Les deux plus grandes banques israéliennes ont enregistré une hausse des bénéfices et des prêts aux foyers israéliens en 2015, alors que la Banque d’Israël et le ministère des Finances continuent à batailler sur quelles réformes rendraient le secteur bancaire plus compétitif.

La banque Hapoalim, la plus grande banque, a annoncé un bénéfice net de plus de trois milliards de shekels (790 millions de dollars), en hausse de 2,7 milliards de shekels par rapport à 2014. Les dépôts et les prêts ont également augmenté en 2015.

La banque Leumi a annoncé un bénéfice net de 2,8 milliards de shekels (727 millions de dollars) pour l’année dernière.

A la suite des élections israéliennes l’année dernière, le dirigeant du parti Koulanou Moshe Kahlon a promis de « battre les banques » s’il était élu, dans le cadre d’une campagne pour réduire le coût de la vie élevé en Israël.

En juin, aux côtés du gouverneur de la Banque d’Israël, Karnit Flug, il avait annoncé la création d’une commission chargée de réfléchir sur les moyens de rendre le secteur bancaire plus compétitif.

Pendant une conférence de presse pour annoncer cette initiative, Kahlon avait déclaré que la nouvelle commission devrait viser à introduire « une compétition réelle dans l’un des secteurs les plus centralisés de l’économie israélienne : le système bancaire. »

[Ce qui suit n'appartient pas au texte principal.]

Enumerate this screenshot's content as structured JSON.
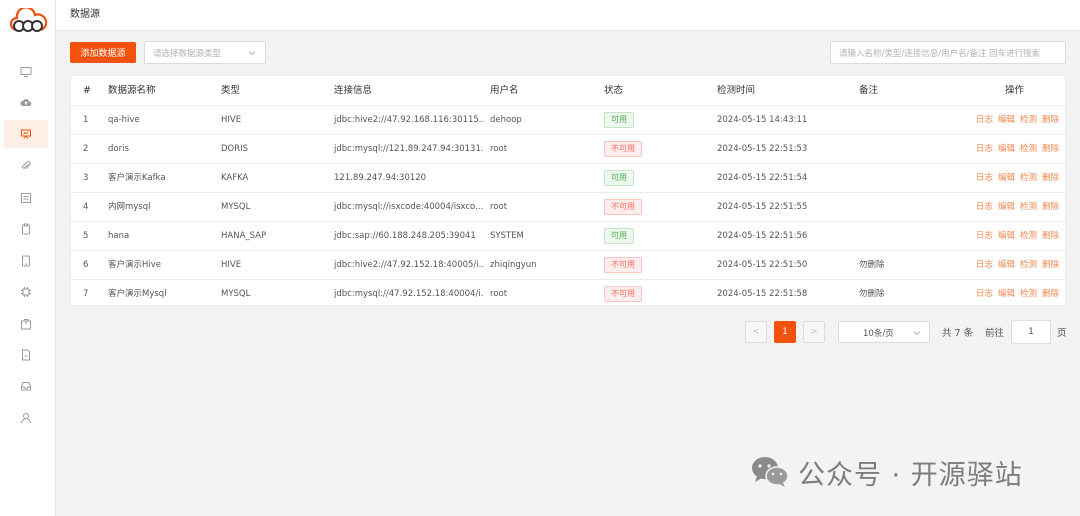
{
  "header": {
    "title": "数据源"
  },
  "toolbar": {
    "add_label": "添加数据源",
    "type_placeholder": "请选择数据源类型",
    "search_placeholder": "请输入名称/类型/连接信息/用户名/备注 回车进行搜索"
  },
  "table": {
    "columns": [
      "#",
      "数据源名称",
      "类型",
      "连接信息",
      "用户名",
      "状态",
      "检测时间",
      "备注",
      "操作"
    ],
    "rows": [
      {
        "idx": "1",
        "name": "qa-hive",
        "type": "HIVE",
        "conn": "jdbc:hive2://47.92.168.116:30115...",
        "user": "dehoop",
        "status": "可用",
        "status_kind": "ok",
        "time": "2024-05-15 14:43:11",
        "note": ""
      },
      {
        "idx": "2",
        "name": "doris",
        "type": "DORIS",
        "conn": "jdbc:mysql://121.89.247.94:30131...",
        "user": "root",
        "status": "不可用",
        "status_kind": "bad",
        "time": "2024-05-15 22:51:53",
        "note": ""
      },
      {
        "idx": "3",
        "name": "客户演示Kafka",
        "type": "KAFKA",
        "conn": "121.89.247.94:30120",
        "user": "",
        "status": "可用",
        "status_kind": "ok",
        "time": "2024-05-15 22:51:54",
        "note": ""
      },
      {
        "idx": "4",
        "name": "内网mysql",
        "type": "MYSQL",
        "conn": "jdbc:mysql://isxcode:40004/isxco...",
        "user": "root",
        "status": "不可用",
        "status_kind": "bad",
        "time": "2024-05-15 22:51:55",
        "note": ""
      },
      {
        "idx": "5",
        "name": "hana",
        "type": "HANA_SAP",
        "conn": "jdbc:sap://60.188.248.205:39041",
        "user": "SYSTEM",
        "status": "可用",
        "status_kind": "ok",
        "time": "2024-05-15 22:51:56",
        "note": ""
      },
      {
        "idx": "6",
        "name": "客户演示Hive",
        "type": "HIVE",
        "conn": "jdbc:hive2://47.92.152.18:40005/i...",
        "user": "zhiqingyun",
        "status": "不可用",
        "status_kind": "bad",
        "time": "2024-05-15 22:51:50",
        "note": "勿删除"
      },
      {
        "idx": "7",
        "name": "客户演示Mysql",
        "type": "MYSQL",
        "conn": "jdbc:mysql://47.92.152.18:40004/i...",
        "user": "root",
        "status": "不可用",
        "status_kind": "bad",
        "time": "2024-05-15 22:51:58",
        "note": "勿删除"
      }
    ],
    "actions": [
      "日志",
      "编辑",
      "检测",
      "删除"
    ]
  },
  "pagination": {
    "prev": "<",
    "current": "1",
    "next": ">",
    "page_size": "10条/页",
    "total": "共 7 条",
    "goto_label": "前往",
    "goto_value": "1",
    "page_unit": "页"
  },
  "sidebar": {
    "items": [
      {
        "icon": "monitor-icon"
      },
      {
        "icon": "cloud-upload-icon"
      },
      {
        "icon": "presentation-icon",
        "active": true
      },
      {
        "icon": "paperclip-icon"
      },
      {
        "icon": "calendar-list-icon"
      },
      {
        "icon": "clipboard-icon"
      },
      {
        "icon": "tablet-icon"
      },
      {
        "icon": "chip-icon"
      },
      {
        "icon": "package-icon"
      },
      {
        "icon": "document-icon"
      },
      {
        "icon": "inbox-icon"
      },
      {
        "icon": "user-icon"
      }
    ]
  },
  "watermark": {
    "text": "公众号 · 开源驿站"
  },
  "colors": {
    "accent": "#f2520d",
    "ok": "#4caf50",
    "bad": "#f36c60",
    "action": "#f2874f"
  }
}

Kahlon, qui est devenu connu en ouvrant l’industrie des téléphones mobiles quand il était ministre des Communications il y a cinq ans, avait annoncé que les trois plus grandes banques du pays détenaient 70 % du marché, une situation qui coûte aux consommateurs des centaines de shekels par an.

« La compétition est la meilleure amie du consommateur. Elle est bonne pour les entreprises et elle est bonne pour les citoyens, et c’est pourquoi nous visons à la promouvoir dans chaque secteur, » avait-il déclaré.

La commission, présidée par Dror Strum, un avocat et ancien responsable anti-trust, a publié un rapport intermédiaire en décembre, appelant les compagnies de cartes de crédit à se séparer des banques pour augmenter la compétition sur les coûts d’emprunt.

La publication du rapport a exposé des divisions profondes entre le ministère des Finances d’une part, qui tient à secouer les choses, et la Banque d’Israël et l’industrie bancaire d’autre part, qui préfèrent un changement plus lent.

Le principal sujet de contentieux concerne les compagnies de cartes de crédit – lesquelles devraient être séparées de quelles banques et comment, qui devrait les surveiller et comment devraient-elles être protégées une fois indépendantes. Flug a affirmé qu’éloigner les compagnies de cartes de crédit des banques moyennes pourraient menacer leur stabilité.

La commission Strum est composée du professeur Avi Ben Bassat, professeur d’économie à l’université Hébraïque de Jérusalem, d’Amir Levi et de Yael Mevorach, respectivement directeur et directeur adjoint du budget au ministère des Finances, de Nadine Baudot-Trajtenberg, gouverneur adjoint de la Banque d’Israël, du professeur David Gilo, qui a démissionné du poste de commissaire anti-trust en raison de l’accord sur le gaz naturel du gouvernement, d’Avi Licht, procureur général adjoint pour les questions fiscales et économiques, et du professeur Nathan Sussman, directeur de la division de recherche de la Banque d’Israël.